The COVID-19 pandemic has not only delayed the plan to build a new terminal building at the Thompson Airport but it’s made it more expensive, construction superintendent Curtis Ross told the Thompson Chamber of Commerce at a virtual meeting Feb. 16.

Ross, who was formerly CEO of the Thompson Regional Airport Authority (TRAA), which has overseen airport operations since 2000, said the original budget for the revamped airport was about $70 million, $28 million of which is coming from federal government funding announced in 2019. 

The total budget for the same work now, due to rising labour costs, inflation and supply chain problems, is nearing $105 million, meaning that the share the TRAA has to come up with has grown from $15 or 20 million to $30 or $40 million, which isn’t an amount it can come up with on its own.

“Our cash flow is limited,” said Ross and two-thirds of the $15 million or so the TRAA has the ability to borrow when airport passenger volumes are at historic normal levels was used up to pay for a new water treatment plant, which is operational, though there are some issues with freezing of the line that supplies the north side of the airport. Until funding to cover that shortfall has been identified, the federal money pledged in 2019 wont be released.

Once the money is in place, Ross said, it will take four or five years to finish all of the construction for the new airport, with the terminal itself likely to take three years.

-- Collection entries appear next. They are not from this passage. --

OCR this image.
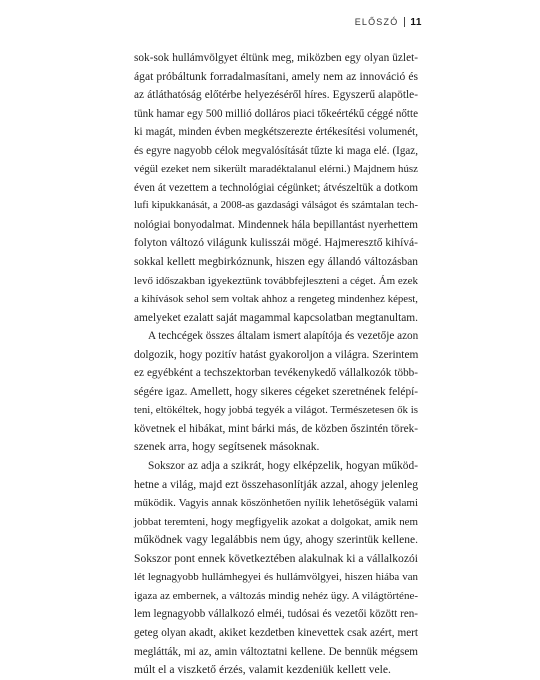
ELŐSZÓ 11

sok-sok hullámvölgyet éltünk meg, miközben egy olyan üzlet-
ágat próbáltunk forradalmasítani, amely nem az innováció és
az átláthatóság előtérbe helyezéséről híres. Egyszerű alapötle-
tünk hamar egy 500 millió dolláros piaci tőkeértékű céggé nőtte
ki magát, minden évben megkétszerezte értékesítési volumenét,
és egyre nagyobb célok megvalósítását tűzte ki maga elé. (Igaz,
végül ezeket nem sikerült maradéktalanul elérni.) Majdnem húsz
éven át vezettem a technológiai cégünket; átvészeltük a dotkom
lufi kipukkanását, a 2008-as gazdasági válságot és számtalan tech-
nológiai bonyodalmat. Mindennek hála bepillantást nyerhettem
folyton változó világunk kulisszái mögé. Hajmeresztő kihívá-
sokkal kellett megbirkóznunk, hiszen egy állandó változásban
levő időszakban igyekeztünk továbbfejleszteni a céget. Ám ezek
a kihívások sehol sem voltak ahhoz a rengeteg mindenhez képest,
amelyeket ezalatt saját magammal kapcsolatban megtanultam.

A techcégek összes általam ismert alapítója és vezetője azon
dolgozik, hogy pozitív hatást gyakoroljon a világra. Szerintem
ez egyébként a techszektorban tevékenykedő vállalkozók több-
ségére igaz. Amellett, hogy sikeres cégeket szeretnének felépí-
teni, eltökéltek, hogy jobbá tegyék a világot. Természetesen ők is
követnek el hibákat, mint bárki más, de közben őszintén törek-
szenek arra, hogy segítsenek másoknak.

Sokszor az adja a szikrát, hogy elképzelik, hogyan működ-
hetne a világ, majd ezt összehasonlítják azzal, ahogy jelenleg
működik. Vagyis annak köszönhetően nyílik lehetőségük valami
jobbat teremteni, hogy megfigyelik azokat a dolgokat, amik nem
működnek vagy legalábbis nem úgy, ahogy szerintük kellene.
Sokszor pont ennek következtében alakulnak ki a vállalkozói
lét legnagyobb hullámhegyei és hullámvölgyei, hiszen hiába van
igaza az embernek, a változás mindig nehéz ügy. A világtörténe-
lem legnagyobb vállalkozó elméi, tudósai és vezetői között ren-
geteg olyan akadt, akiket kezdetben kinevettek csak azért, mert
meglátták, mi az, amin változtatni kellene. De bennük mégsem
múlt el a viszkető érzés, valamit kezdeniük kellett vele.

Although the new terminal and other improvements are currently in a holding pattern, the good news is that the airport managed to average about 50 per cent of its normal passenger volume during the pandemic, so getting back to 2019 levels should be possible once COVID-19 restrictions are fully lifted and life becomes more normal. The airport has also seen the amount of freight that passes through it grow by 102 per cent since 2017.

“We’re seeing the exponentially increase,” Ross said.

As a result, the terminal building has undergone a bit of a redesign, as one airline wants to have a freight terminal attached to the building, which would have to go where the previous design had planned for administrative offices, as a result of ground conditions.

“We now have the preliminary drawings for a freight facility attached to the new building,” Ross told chamber members.

Asked if there was potential once the new terminal and infrastructure are constructed to attract new airlines to Thompson, Ross said that depends on passenger and freight volumes.

“If the market is there, they will be there,” he said, noting that TRAA tries to keep its fees reasonable to make flying in and out of Thompson economically viable, though that has little impact on the cost of airfares.

“Our fees only make up two per cent of the overall ticket,” he said. “That’s at the highest.”

Ross also said that he hoped once the expansion is complete that the airport will be more accommodating to non-commercial traffic such as people coming to Northern Manitoba ton hunting and fishing trips who want to fly their own planes.